NEW YORK – QED Therapeutics and Helsinn Group entered into a $2 billion licensing agreement on Wednesday to codevelop and commercialize QED's FGFR1-3 inhibitor, infigratinib, in oncology in the US.

Under the terms of the deal, QED, a subsidiary of BridgeBio, will be eligible to receive up to $2 billion in upfront, regulatory, milestone, and royalty payments related to infigratinib. If the drug achieves US regulatory approval, QED and Helsinn will co-commercialize it in oncology indications in the US and will evenly split profits and losses.

Helsinn, headquartered in Switzerland, will also have exclusive rights to develop infigratinib in all other indications except skeletal dysplasias outside the US, excluding China, Hong Kong, and Macau. In these latter markets, BridgeBio partnered with Shanghai-based LianBio last year to develop and commercialize the drug.

BridgeBio and Helsinn have already begun a joint clinical investigation of the drug in first-line bile duct cancer and adjuvant urothelial cancer. They also plan to investigate infigratinib as a treatment for other FGFR-driven cancers.

"We are privileged to partner with Helsinn as we strive to unlock the full potential of infigratinib for patients with FGFR-driven cancers," BridgeBio CEO Neil Kumar said in a statement. "Helsinn has an impressive track record of advancing and commercializing oncology therapies around the globe.
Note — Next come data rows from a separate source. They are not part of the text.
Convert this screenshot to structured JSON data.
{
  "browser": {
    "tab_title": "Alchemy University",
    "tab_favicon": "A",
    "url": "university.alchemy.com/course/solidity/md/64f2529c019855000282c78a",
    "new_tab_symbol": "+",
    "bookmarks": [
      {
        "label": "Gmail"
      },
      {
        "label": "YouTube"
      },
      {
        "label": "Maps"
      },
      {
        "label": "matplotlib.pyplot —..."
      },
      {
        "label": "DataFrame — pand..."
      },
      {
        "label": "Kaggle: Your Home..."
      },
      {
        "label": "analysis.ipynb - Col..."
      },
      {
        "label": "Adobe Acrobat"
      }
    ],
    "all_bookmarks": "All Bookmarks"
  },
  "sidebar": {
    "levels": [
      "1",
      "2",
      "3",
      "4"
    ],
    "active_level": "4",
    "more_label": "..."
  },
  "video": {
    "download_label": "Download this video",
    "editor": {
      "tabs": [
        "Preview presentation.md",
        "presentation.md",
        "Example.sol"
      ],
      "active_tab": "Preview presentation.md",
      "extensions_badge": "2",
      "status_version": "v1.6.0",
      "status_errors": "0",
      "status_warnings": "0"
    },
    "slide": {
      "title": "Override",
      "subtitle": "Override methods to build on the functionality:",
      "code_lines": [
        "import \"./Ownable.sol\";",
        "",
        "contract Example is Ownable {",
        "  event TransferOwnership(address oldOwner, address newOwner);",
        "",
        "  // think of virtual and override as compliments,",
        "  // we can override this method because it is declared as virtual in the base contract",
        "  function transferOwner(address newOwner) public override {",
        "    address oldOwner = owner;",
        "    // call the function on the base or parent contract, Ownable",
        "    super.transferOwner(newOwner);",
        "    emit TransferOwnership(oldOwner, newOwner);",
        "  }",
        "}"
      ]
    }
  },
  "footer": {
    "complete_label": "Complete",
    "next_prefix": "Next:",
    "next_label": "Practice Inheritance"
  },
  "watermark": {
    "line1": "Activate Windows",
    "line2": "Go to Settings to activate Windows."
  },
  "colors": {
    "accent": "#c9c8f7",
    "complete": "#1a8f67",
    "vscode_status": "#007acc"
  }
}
Our hope is that partnering with Helsinn will significantly strengthen our anticipated upcoming launch of infigratinib and our ongoing research into infigratinib's potential across other cancer indications."

QED submitted a new drug application for infigratinib to treat FGFR-altered bile duct cancer with the US Food and Drug Administration last year and received priority review status. The company is also studying infigratinib in a Phase III study involving urothelial cancer patients with a targetable FGFR3 alteration and a Phase II trial involving patients with solid tumors driven by FGFR1-3 gene fusions or translocations and other FGFR alterations.